Jeepers Creepers: Reborn shines with one accomplishment. It’s terrible even by the abysmal standards of slasher sequels.
Jeepers Creepers: Reborn Synopsis
Though completely uninterested, Laine agrees to accompany her boyfriend Chase to the Horror Hound Festival in Louisiana. Chase, on the other hand, is ecstatic over the excursion, largely because of his fascination with the sinister Creeper legend. When the couple wins the chance to play a Creeper-themed escape room game, Chase is expectedly overjoyed. That is, till he meets the source of his fascination in the flesh.
Two years ago, I wrote a Reelrundown list titled 7 Horror Movie Villains That Deserve a Reboot. In it, I shared how I longed for a new Jeepers Creepers movie, and how awesome the Creeper was to me.
Looking back, it was silly of me to include the flying monstrosity. Something this sinister, this evil, was bound to go through cinematic revival before long. But I honestly thought it wouldn’t happen given the unending controversy with creator Victor Salva. (A topic I love to write about someday, but…)
Anyhow, this “reboot” came, about a month before Halloween too. All I can say is, it’s bad. It’s godawful. It’s terrible even by the standards of slasher sequels like Halloween 5.
What went wrong? The question should instead be, what managed not to go wrong? From overcooked CGI backgrounds that’d look bad on a PlayStation 2 to bizarre lighting decisions, to truly cringe-worthy dialogue and acting, just about everything in this revival invites criticism. Wait, I should say, condemnation.
Towards the end, the story refused to wrap up too. The hallucinations of Sydney Craven’s Laine were one of the very few intriguing elements of the show, but as abruptly as the Creeper swooping in for a kill, they were abandoned and stuffed away. Was it because this was intended to start a new cinematic trilogy?
Making everything doubly tragic is how Finnish director Timo Vuorensola is clearly capable of a much better horror-fest. The extended prologue was a mirror of the first chapter of Jeepers Creepers (2001) and these were the moments when I was seated upright. Not just because they reminded me of the first movie but because the dread felt real. A dread effortlessly brought to life by veteran actors Dee Wallace and Gary Graham.
But the fear went away the moment the actual story began.

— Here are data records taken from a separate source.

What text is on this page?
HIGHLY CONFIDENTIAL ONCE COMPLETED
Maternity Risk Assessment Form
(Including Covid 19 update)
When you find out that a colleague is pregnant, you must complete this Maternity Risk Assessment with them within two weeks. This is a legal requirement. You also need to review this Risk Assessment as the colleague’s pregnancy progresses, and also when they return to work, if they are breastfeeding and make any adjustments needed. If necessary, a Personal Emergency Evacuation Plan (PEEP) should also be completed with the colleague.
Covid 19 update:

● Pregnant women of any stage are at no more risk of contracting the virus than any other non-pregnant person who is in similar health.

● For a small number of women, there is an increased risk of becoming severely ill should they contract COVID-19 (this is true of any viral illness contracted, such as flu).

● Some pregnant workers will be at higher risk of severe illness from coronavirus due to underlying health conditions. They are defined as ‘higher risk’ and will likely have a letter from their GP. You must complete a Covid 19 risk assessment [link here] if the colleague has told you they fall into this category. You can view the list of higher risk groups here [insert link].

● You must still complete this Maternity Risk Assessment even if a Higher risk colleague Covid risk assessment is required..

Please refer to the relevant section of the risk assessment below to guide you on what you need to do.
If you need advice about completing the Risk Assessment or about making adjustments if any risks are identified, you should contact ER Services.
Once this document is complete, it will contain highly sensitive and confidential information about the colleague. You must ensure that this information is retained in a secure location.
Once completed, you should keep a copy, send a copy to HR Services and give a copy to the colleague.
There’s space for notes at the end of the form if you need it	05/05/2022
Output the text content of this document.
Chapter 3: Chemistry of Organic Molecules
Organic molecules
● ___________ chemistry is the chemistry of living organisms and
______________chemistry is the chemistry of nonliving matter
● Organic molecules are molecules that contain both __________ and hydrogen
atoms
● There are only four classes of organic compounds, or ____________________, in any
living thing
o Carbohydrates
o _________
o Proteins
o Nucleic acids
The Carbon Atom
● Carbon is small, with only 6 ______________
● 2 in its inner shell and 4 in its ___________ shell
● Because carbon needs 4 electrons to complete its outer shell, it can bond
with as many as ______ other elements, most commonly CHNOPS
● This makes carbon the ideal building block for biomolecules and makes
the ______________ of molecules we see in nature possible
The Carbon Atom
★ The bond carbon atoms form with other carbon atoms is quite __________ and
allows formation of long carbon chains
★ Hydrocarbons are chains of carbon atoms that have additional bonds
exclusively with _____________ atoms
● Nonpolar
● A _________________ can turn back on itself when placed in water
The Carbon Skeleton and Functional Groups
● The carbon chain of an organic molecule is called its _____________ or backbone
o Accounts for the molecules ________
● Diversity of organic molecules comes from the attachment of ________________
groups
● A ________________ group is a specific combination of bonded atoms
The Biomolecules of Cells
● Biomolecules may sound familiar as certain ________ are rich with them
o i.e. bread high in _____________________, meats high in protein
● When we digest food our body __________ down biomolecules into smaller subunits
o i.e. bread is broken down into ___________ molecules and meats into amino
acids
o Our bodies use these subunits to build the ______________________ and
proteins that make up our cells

And it stayed on holiday till the credits rolled.
Not even the kills are memorable. Heck, you don’t even get a good look at most.
Coming back to the question of what is good about this reboot, two things, folks. That prologue*, and the 88-minute runtime.
Believe me, I was really grateful for the latter when watching this at the cinema yesterday.
* The only reason I’m giving this a two-star instead of the lowest one is because of the prologue.